One last thing… the prune. Such an underappreciated fruit. After all… prunes are nothing but dried plums! You like plums, eh? Some packagers started calling them “dried plums” years back… a marketing ploy since, for whatever reason, prunes got a bum rap and bad “reputation” in the culinary world. They figured out, probably from some expensive market testing, that folks will buy dried plums, but not prunes! They get lost in stews like this one… while giving the gravy a delectable richness and sweetness you won’t get from anything else. They also help thicken the sauce…
As for how to serve… well my favorite way is over creamy grits. Like my Creamy Rosemary Parmesan Grits!
But this stew will do just fine spooned over mashed taters, even mashed sweet potatoes. Or alongside risotto or orzo.
Whatever suits YOUR fancy.
At first glance, you might be intimidated by the recipe. Don’t be. I promise the short amount of time it takes to pull it all together for a few slow cook’n hours will be worth the reward on the back end. And be sure to pick up some nice crusty bread because this one has “Sop Me” written all over it.
PS… don’t forget dessert! I fixed this Salted Butterscotch Crème Brûlée a day before to finish off this decadent yet peasant style meal.
Happy tail soppin y’all! Do come on over and share your oxtail memories and experiences in my FB community!

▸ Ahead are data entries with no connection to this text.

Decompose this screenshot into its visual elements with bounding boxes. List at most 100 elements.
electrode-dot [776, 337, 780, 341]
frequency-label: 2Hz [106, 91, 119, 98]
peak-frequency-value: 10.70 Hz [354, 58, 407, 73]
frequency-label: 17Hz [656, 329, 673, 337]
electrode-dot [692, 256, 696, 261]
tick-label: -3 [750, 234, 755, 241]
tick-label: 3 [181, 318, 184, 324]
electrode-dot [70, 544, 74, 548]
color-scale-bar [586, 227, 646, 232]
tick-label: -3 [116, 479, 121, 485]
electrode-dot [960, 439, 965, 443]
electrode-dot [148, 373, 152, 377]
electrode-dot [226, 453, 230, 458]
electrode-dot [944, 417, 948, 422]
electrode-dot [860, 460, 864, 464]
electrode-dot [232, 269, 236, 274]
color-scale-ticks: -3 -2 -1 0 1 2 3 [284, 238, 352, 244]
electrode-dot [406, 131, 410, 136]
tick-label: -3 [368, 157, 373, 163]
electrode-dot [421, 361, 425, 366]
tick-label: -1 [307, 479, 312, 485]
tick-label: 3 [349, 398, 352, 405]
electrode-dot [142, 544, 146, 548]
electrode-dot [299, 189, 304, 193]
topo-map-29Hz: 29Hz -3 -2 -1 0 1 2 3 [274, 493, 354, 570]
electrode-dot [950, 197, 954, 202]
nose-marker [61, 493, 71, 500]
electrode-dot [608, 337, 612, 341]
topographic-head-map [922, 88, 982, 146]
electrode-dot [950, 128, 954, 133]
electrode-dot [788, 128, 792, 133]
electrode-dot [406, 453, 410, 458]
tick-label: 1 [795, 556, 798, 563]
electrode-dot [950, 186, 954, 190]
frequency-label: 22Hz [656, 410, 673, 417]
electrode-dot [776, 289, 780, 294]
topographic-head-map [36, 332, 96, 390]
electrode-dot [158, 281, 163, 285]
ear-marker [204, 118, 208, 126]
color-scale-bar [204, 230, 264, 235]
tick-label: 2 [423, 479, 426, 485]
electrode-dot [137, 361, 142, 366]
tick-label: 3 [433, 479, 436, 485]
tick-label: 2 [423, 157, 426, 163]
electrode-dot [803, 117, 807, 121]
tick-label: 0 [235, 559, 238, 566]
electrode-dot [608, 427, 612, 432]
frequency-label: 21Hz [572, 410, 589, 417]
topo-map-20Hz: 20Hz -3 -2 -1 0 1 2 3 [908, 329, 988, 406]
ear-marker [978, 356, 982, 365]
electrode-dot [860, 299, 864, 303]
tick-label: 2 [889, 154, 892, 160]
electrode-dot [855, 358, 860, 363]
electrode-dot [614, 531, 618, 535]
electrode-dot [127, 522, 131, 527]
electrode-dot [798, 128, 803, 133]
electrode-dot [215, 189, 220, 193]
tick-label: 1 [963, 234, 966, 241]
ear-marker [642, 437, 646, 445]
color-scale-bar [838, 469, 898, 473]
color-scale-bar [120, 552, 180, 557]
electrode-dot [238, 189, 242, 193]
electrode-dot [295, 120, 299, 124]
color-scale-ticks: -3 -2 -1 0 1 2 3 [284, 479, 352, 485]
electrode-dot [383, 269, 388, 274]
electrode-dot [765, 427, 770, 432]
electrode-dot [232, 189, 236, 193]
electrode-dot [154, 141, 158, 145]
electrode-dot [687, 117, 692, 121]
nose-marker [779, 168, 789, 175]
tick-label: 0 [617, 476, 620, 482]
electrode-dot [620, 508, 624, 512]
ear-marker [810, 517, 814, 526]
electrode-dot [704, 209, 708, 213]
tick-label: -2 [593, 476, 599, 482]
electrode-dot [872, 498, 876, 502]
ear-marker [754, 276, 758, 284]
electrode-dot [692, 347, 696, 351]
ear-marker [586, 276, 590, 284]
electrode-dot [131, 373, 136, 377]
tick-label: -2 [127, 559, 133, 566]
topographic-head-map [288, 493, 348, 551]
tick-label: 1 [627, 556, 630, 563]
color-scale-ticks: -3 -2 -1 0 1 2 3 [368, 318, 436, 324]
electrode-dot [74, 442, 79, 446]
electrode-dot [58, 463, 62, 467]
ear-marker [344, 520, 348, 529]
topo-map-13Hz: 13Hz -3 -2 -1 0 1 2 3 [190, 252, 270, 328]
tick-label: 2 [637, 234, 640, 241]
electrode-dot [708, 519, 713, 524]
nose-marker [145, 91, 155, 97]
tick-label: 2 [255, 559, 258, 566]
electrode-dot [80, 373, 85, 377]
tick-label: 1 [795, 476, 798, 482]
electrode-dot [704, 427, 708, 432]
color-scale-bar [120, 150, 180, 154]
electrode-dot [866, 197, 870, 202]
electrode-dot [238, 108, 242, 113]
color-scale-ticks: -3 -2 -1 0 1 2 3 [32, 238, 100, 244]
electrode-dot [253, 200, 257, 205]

Savory Braised Oxtail Stew with Herbs and Prunes
- 3-4 lbs. oxtail
- 1 cup flour, seasoned with salt and pepper
- several tablespoons oil
- 6 slices bacon
- 2 large red onions, thinly sliced
- 3 large carrots, peeled and cut into 1/4" pieces
- 2 large jalapeno peppers with seeds, chopped
- about a dozen cloves fresh garlic, roughly chopped
- 3 tablespoons Worcestershire sauce
- 1 cup dry sherry (or more broth as sub)
- 1 lb. box pitted prunes
- 3 bay leaves
- 1 tablespoon dried rosemary
- 1 tablespoon dried thyme
- 1 teaspoon cinnamon
- 1 teaspoon cumin
- 4 cups beef broth
- fresh parsley
- Dredge oxtail in flour and let stand about 15 minutes. Add oil to heavy skillet to about ¼-inch. Lightly brown oxtail over medium heat about 3 minutes on each side, making sure not to crowd while frying. Set aside.
- Dredge bacon in flour and fry in drippings; crumble and set aside.
- Sauté onions, carrots, jalapeños and garlic for about 5 minutes, stirring occasionally. Deglaze with Worcestershire and sherry.
- Add remaining ingredients (except parsley) and bring to a boil. Reduce to low, cover and simmer about 2 hours or until tender, stirring occasionally.
- Garnish with crumbled bacon and parsley.